34 067 Wijziging van het Wetboek van Strafvordering in verband met de eigen bijdrage van veroordeelden aan de kosten van de strafvordering en de slachtofferzorg

J BRIEF VAN DE MINISTER VAN VEILIGHEID EN JUSTITIE

Aan de Voorzitter van de Eerste Kamer der Staten-Generaal

Den Haag, 20 juni 2017

Op 7 juni 2016 heeft de eerste termijn van de zijde van de Eerste Kamer bij het wetsvoorstel bijdrage kosten strafvordering en slachtofferzorg (Kamerstukken 34 067) plaatsgevonden. Op 4 oktober van datzelfde jaar vond de eerste termijn van de zijde van de regering plaats. Naar aanleiding daarvan is in de brief van 29 november 2016 uiteengezet welke wijzigingen in het wetsvoorstel zijn aangebracht sinds de indiening daarvan in de Tweede Kamer. Ook is in die brief de inhoud van het wetsvoorstel en de algemene maatregel van bestuur beschreven en een overzicht gegeven van de voorzieningen die zijn getroffen voor bijdrageplichtigen met een beperkte financiële positie (zie Kamerstukken I 2016/17, 34 067, G). In aanvulling daarop is op 21 februari 2017 na afloop van een deskundigenbijeenkomst een technische briefing verzorgd door ambtenaren van het Ministerie van Veiligheid en Justitie en het Centraal Administratiekantoor (CAK).

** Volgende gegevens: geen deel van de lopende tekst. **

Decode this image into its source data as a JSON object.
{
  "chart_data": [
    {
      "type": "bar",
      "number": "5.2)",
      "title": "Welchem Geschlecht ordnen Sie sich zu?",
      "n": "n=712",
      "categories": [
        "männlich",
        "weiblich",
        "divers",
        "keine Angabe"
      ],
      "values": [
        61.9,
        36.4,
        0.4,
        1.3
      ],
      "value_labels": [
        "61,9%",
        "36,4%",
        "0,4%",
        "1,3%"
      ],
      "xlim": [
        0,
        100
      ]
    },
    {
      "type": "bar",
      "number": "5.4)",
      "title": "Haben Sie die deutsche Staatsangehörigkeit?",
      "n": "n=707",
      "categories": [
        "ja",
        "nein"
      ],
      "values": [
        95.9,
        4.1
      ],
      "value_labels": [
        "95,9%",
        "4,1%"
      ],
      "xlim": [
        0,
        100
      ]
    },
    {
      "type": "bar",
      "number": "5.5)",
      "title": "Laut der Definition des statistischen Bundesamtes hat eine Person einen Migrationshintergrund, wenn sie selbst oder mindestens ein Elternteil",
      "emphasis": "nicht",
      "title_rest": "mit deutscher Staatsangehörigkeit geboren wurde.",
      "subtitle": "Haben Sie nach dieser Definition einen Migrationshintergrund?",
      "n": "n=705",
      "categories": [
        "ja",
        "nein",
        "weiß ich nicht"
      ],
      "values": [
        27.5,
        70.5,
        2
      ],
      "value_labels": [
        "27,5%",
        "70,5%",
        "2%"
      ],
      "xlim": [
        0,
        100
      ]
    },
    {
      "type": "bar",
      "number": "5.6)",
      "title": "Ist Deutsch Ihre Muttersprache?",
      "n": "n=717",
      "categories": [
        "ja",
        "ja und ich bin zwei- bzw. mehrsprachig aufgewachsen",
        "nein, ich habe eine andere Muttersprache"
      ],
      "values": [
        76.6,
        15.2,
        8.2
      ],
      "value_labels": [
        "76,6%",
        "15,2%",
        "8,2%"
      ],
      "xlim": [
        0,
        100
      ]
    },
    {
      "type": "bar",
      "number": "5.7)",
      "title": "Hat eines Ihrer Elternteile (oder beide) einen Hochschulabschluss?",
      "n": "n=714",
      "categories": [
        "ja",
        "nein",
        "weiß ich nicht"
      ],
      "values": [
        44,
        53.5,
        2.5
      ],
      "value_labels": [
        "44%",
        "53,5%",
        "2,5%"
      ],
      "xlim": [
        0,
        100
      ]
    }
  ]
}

De voortzetting van de mondelinge behandeling staat geagendeerd voor 4 juli a.s.

Gelet op de inbreng van de woordvoerders van de verschillende fracties in de eerste termijn, het feit dat het wetsvoorstel voortvloeit uit het huidige regeerakkoord en de directe consequenties voor de begroting van het Ministerie van Veiligheid en Justitie, is het huidige kabinet van mening dat de besluitvorming over dit wetsvoorstel moet worden overgelaten aan een nieuw kabinet. Omdat de besprekingen over de vorming van een nieuw kabinet nog niet zijn afgerond, verzoek ik Uw Kamer om de voortzetting van de behandeling van het wetsvoorstel aan te houden tot na de vorming van een nieuw kabinet.